L'organisation coutumière des pêches constituait une véritable administration décentralisée ayant pour chaque lieu et pour chaque groupement de pêcheurs, ses règles particulières.

Ainsi, une collectivité Bozo installée dans une région, exerce sur elle un droit d'exploitation intégral et exclusif. Son chef, généralement l'aîné, est le gérant, l'administrateur du bien collectif: c'est le maître des eaux. L'installation ayant été permise par alliance et accord avec les forces surnaturelles des lieux: le génie des eaux; le maître conserve les traditions animistes et accomplit les sacrifices rituels. Il abrite les droits d'usage entre les membres de la collectivité et organise les pêches collectives: fixation des dates, convocation, surveillance directe. La dévolution des droits de pêche peut se faire au profit des pêcheurs étrangers moyennant le tiers des produits de la pêche. Cette maîtrise des eaux s'exerce dans des limites très précises: mares-section de marigots ou de fleuve limitée par des repères naturels (arbres-monticules-bancs de sable-extrémité d'une île, confluence, etc.) ou par des repères artificiels, poteaux-pierres.
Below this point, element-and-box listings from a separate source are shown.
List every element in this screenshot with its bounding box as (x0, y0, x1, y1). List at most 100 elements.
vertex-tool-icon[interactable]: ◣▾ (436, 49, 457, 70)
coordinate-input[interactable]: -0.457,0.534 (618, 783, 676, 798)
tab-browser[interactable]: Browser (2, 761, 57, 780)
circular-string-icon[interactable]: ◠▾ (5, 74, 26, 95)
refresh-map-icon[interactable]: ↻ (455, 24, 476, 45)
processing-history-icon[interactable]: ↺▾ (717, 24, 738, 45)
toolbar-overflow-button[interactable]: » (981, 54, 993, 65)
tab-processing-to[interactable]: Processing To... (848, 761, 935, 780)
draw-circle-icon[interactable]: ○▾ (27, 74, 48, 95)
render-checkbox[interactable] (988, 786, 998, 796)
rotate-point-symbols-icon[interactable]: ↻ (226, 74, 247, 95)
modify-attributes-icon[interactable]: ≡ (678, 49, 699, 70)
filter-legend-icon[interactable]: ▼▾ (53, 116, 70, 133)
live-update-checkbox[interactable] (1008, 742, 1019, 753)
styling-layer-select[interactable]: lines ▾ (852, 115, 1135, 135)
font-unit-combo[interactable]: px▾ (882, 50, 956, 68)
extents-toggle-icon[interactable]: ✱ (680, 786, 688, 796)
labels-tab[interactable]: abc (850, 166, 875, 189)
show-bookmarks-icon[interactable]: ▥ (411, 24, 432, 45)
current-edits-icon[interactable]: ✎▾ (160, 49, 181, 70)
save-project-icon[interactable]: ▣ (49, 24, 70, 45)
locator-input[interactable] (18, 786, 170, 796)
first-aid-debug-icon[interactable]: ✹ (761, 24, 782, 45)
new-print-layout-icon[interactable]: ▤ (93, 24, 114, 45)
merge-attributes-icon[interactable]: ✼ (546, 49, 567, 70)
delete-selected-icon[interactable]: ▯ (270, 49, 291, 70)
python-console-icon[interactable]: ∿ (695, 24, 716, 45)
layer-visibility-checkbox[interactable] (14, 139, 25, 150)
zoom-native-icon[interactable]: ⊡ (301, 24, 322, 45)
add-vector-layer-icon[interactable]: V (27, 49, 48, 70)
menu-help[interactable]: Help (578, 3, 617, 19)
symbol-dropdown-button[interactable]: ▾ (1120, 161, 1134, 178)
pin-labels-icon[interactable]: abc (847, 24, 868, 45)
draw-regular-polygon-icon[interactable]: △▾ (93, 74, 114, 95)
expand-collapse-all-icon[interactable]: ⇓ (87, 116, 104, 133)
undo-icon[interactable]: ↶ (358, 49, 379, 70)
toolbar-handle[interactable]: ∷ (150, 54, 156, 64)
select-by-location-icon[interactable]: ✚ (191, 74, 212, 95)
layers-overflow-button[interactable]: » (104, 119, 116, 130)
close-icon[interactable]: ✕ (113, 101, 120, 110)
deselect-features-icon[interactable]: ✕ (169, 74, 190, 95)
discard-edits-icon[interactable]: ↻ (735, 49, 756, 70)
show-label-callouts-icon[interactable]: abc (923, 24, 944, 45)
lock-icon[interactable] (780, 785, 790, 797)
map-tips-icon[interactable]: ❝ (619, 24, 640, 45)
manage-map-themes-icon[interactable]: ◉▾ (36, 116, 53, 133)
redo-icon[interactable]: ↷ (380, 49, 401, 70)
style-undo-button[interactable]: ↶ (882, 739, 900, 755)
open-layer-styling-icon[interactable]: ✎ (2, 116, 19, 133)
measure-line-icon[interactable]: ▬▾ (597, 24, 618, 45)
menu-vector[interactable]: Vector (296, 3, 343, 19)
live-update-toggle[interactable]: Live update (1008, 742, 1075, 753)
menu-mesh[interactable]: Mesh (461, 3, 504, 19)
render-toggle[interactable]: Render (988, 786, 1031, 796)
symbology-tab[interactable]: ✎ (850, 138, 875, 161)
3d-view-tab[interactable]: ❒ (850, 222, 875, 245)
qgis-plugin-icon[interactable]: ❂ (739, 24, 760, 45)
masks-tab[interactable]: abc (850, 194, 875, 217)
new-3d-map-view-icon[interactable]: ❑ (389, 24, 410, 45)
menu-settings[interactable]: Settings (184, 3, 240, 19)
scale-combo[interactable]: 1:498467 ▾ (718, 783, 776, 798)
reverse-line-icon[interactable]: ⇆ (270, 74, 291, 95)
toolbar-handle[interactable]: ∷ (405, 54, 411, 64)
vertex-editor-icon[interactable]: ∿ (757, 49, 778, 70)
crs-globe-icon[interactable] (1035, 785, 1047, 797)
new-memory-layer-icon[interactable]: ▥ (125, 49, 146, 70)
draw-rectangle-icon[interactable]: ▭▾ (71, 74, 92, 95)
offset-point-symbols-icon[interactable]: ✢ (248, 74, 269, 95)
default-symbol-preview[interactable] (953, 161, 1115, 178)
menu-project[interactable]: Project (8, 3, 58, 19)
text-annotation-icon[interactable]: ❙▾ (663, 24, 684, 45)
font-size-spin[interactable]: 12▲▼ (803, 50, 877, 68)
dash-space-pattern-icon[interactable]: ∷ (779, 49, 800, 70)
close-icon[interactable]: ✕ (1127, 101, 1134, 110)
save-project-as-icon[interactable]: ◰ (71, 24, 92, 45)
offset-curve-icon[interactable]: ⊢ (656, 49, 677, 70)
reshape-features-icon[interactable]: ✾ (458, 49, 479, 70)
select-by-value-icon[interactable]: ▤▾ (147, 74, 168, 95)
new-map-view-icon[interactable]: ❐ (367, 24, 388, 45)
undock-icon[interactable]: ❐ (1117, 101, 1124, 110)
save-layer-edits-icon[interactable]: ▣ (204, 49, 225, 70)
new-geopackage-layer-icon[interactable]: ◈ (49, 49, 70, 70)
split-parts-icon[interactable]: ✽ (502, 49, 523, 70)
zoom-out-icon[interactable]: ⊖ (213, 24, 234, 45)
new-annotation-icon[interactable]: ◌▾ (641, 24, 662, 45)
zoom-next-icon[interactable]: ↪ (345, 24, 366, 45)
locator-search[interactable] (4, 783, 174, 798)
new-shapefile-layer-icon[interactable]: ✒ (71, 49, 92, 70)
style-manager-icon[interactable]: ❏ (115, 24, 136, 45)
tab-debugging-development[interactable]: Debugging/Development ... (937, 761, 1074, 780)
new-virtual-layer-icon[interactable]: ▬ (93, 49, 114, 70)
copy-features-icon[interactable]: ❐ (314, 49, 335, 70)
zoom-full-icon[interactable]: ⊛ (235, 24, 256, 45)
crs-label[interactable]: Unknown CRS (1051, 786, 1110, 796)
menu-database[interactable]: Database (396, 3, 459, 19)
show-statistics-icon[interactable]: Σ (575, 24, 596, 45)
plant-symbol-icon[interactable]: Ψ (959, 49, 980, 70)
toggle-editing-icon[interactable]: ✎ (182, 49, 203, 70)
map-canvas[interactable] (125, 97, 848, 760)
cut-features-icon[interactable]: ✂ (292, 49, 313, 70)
Cette organisation simple du droit de la pêche a été perturbée par les souverains en dissociant les maîtrises exercées de deux façons:

  1. la sélection d'une corporation de laptots et bateliers: les Somono s'accompagnent d'une redistribution des domaines hydrographiques. Les Somono reçurent la maîtrise des eaux des fleuves dont ils habitent les rives. C'est un droit d'exploitation intégral et de perception de redevance. Le chef des Somono joue le rôle de maître des eaux. Les Bozo, demeurés sur leur ancien domaine hydrographique, sont réduits à la maîtrise des mares et marigots, mais conservent les charges religieuses pour l'ensemble. Cette première dissociation se marque vraisemblablement dès le règne de l'empire du Mali.

  2. L'administrateur Peulh revendique la “propriété éminente” de son territoire, terres et eaux, en respectant les droits d'usage traditionnels, moyennant une prestation symbolique.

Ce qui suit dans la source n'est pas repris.